Landwirtschaft und Ethik: Nur im Sommer verlockend: Viele Hühner scheuen bei niedrigen Temperaturen den Gang ins Freie.

Nur im Sommer verlockend: Viele Hühner scheuen bei niedrigen Temperaturen den Gang ins Freie.

(Foto: Foto: ap)

Freilandhaltung stellt sich der Laie anders vor. "Viele Hühner wollen gar nicht nach draußen", sagt Aigner und deutet auf die Außenwand der riesigen Halle: An zwei Seiten sind jeweils fünfzig Luken geöffnet, heraus traut sich kein einziges Huhn.

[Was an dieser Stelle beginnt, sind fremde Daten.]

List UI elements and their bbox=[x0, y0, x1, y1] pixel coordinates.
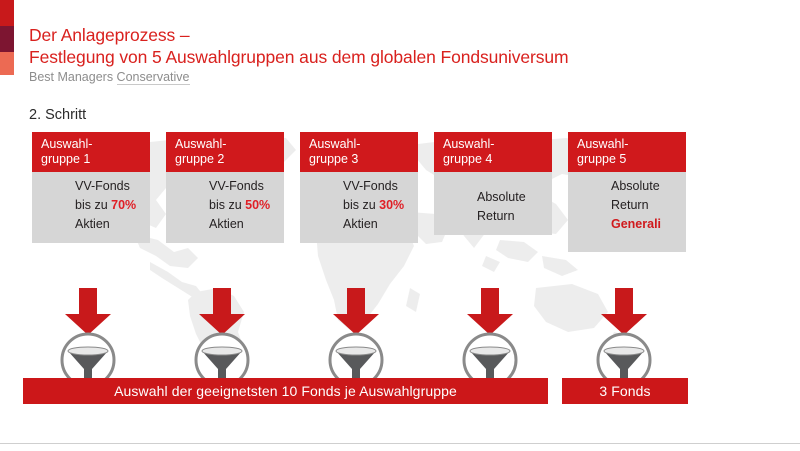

Sicher, bei spätwinterlichen drei Grad und leichtem Schneefall ist es auch nicht unbedingt gemütlich hier im niederbayerischen Thanning. Dennoch: Selbst im Sommer verlässt höchstens die Hälfte der Legehennen den stickigen Stall. Auch wenn die Hühner dort dichtgedrängt auf ihren gesetzlich garantierten fünfzehn Zentimeter Holzstange sitzen, viele ziehen das der frischen Landluft vor. "Es gibt eben Stubenhocker und Abenteurer - auch bei den Hühnern", sagt Aigner schmunzelnd. "Solange sie ihre Eier legen, ist mir das gleich."

Unter Wissenschaftlern gilt Freilandzucht als die artgerechteste Form der Hühnerhaltung. "Es kommt dem natürlichen Lebensumfeld der Tiere am nächsten", erläutert Frigga Wirths, Fachbeauftragte vom deutschen Tierschutzbund. Mit seinen insgesamt 150.000 Freilandhühnern beweist Gerhard Aigner somit eindrucksvoll, dass ethisches Wirtschaften kein Zuschussgeschäft sein muss. Die Hühner legen jeweils 280 Eier im Jahr, insgesamt kommt Aigner somit auf rund 42 Millionen Freilandeier im Jahr. Damit macht er jährlich einen Umsatz von 3,9 Millionen Euro.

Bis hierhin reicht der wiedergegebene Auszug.